- Born: Kenya
- Citizenship: Kenyan
- Education: Catholic University of Eastern Africa (Bachelor of Laws) Kenya School of Law (Advocates Training Program) University of Turin Department of Law (Master of Laws)
- Occupations: Lawyer, corporate executive
- Years active: 2011–present
- Title: Intellectual property & entertainment attorney

= Elizabeth Lenjo =

Kenyan lawyer

Elizabeth Lenjo is a Kenyan lawyer and the chair of the Kenya Copyright Tribunal. She also sits on the board of Kenya's Nuclear Power and Energy Agency.

==Background and education==
Lenjo was born in Kenya, June 19, 1986. After attending local primary and secondary schools, she was admitted to the Catholic University of Eastern Africa, graduating in 2009 with a Bachelor of Laws degree. After attending the Advocates Training Program at the Kenya School of Law, she was admitted to the Kenyan bar.

In 2016, she was one of the 40 applicants admitted to the Master of Laws degree course at the University of Turin in Italy, specializing in intellectual property law. The course is administered by the University of Turin Department of Law in conjunction with the World Intellectual Property Organization. She graduated in 2017.

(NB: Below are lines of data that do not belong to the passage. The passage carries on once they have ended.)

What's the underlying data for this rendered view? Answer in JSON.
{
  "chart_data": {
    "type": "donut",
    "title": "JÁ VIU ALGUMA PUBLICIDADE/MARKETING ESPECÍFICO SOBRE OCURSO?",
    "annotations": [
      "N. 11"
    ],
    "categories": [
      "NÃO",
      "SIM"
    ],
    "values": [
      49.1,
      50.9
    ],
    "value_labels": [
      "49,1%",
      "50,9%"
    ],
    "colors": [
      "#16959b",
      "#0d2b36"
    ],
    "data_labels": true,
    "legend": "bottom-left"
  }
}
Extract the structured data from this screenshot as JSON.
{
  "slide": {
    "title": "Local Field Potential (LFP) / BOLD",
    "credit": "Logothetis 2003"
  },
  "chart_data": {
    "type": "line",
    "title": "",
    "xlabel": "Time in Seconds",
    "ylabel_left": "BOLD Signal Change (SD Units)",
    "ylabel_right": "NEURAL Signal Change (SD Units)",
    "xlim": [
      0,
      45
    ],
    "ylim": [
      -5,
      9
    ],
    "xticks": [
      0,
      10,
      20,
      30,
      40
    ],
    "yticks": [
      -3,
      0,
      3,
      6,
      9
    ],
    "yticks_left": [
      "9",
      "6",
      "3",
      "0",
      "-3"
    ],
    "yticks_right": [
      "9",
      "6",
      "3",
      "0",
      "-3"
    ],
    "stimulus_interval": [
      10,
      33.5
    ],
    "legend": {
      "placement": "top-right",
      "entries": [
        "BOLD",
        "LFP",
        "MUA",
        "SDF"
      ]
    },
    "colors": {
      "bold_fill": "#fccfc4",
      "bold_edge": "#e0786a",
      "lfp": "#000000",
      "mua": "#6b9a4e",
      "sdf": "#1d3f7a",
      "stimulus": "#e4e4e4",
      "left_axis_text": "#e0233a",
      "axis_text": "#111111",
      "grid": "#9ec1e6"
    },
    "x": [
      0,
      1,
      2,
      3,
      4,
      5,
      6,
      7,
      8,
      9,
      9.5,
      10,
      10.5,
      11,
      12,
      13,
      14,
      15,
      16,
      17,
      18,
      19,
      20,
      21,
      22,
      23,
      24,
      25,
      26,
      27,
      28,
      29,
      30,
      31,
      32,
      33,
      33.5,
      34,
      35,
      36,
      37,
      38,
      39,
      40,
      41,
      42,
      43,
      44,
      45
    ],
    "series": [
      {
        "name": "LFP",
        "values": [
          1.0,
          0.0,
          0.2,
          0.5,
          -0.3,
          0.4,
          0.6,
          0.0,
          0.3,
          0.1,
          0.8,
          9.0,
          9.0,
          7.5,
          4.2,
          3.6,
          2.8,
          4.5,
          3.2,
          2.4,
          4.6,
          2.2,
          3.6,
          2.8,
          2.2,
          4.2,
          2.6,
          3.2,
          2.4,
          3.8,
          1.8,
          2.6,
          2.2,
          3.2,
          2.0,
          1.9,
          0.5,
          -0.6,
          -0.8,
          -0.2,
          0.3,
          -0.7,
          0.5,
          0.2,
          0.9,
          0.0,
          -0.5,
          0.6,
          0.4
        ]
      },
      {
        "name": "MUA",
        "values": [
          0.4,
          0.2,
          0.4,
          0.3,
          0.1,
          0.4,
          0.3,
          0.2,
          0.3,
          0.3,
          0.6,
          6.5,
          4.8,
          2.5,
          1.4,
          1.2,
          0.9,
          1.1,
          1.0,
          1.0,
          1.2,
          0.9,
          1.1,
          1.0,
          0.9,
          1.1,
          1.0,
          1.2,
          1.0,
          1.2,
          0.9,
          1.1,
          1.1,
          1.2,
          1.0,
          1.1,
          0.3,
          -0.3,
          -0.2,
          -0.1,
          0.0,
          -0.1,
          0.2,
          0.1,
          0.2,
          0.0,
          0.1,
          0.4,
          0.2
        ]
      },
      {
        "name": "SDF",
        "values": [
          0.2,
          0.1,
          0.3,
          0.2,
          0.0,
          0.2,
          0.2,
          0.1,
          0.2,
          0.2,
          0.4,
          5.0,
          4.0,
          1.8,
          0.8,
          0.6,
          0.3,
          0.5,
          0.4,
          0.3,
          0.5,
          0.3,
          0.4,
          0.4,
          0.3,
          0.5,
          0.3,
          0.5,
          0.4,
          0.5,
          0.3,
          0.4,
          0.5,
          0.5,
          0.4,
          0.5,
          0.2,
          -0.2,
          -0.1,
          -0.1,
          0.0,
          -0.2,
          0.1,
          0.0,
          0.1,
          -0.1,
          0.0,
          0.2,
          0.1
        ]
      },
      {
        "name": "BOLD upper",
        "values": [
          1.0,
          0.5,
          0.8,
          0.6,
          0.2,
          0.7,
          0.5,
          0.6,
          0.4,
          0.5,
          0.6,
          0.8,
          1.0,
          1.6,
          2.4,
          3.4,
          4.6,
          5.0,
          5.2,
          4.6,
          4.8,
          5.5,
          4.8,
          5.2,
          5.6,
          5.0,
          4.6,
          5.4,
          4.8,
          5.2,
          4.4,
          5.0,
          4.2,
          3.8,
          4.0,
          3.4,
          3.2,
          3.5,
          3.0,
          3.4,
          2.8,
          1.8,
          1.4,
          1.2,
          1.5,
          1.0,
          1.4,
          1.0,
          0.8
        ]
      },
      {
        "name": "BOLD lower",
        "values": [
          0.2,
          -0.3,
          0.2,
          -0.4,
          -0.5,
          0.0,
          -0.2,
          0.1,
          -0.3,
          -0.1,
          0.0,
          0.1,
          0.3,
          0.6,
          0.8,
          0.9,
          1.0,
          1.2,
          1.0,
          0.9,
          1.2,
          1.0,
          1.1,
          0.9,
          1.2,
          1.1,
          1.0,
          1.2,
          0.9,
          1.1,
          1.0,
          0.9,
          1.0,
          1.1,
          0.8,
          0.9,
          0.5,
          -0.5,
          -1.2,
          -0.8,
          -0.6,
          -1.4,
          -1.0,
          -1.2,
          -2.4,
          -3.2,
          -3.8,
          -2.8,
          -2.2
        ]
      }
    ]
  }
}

She holds certificates in intellectual property law, mediation, arbitration and related subjects from WIPO and Harvard University. She also has a certificate in fashion law, obtained from Fordham University School of Law in New York City.

==Career==
Lenjo is a lawyer, advocate of the High Court of Kenya, and expert in the areas of intellectual property law, media law, and entertainment law. She is a practitioner of arbitration and alternative dispute resolution.

After practicing solo for nearly six years, Lenjo co-founded Kikao Law Firm with legal partner Sarah Ochwada, who specializes in sports and entertainment law. After disbanding Kikao Law, she now heads MyIP, a boutique Law firm.

Lenjo lectured at Strathmore University, teaching media law and ethics at the university's school of law and teaching business law at the university's school of mathematics.

She was appointed to chair the C Kenyaopyright Tribunal by Chief Justice Hon. Martha Koome, She also sits on the board of the Nuclear Power and Energy Agency.

==Family==
Lenjo is married to Al Kags, and they have two children.

==Other considerations==
In September 2018, Business Daily Africa, a Kenyan, English language, daily newspaper, named Lenjo among the "Top 40 Under 40 Women in Kenya in 2018".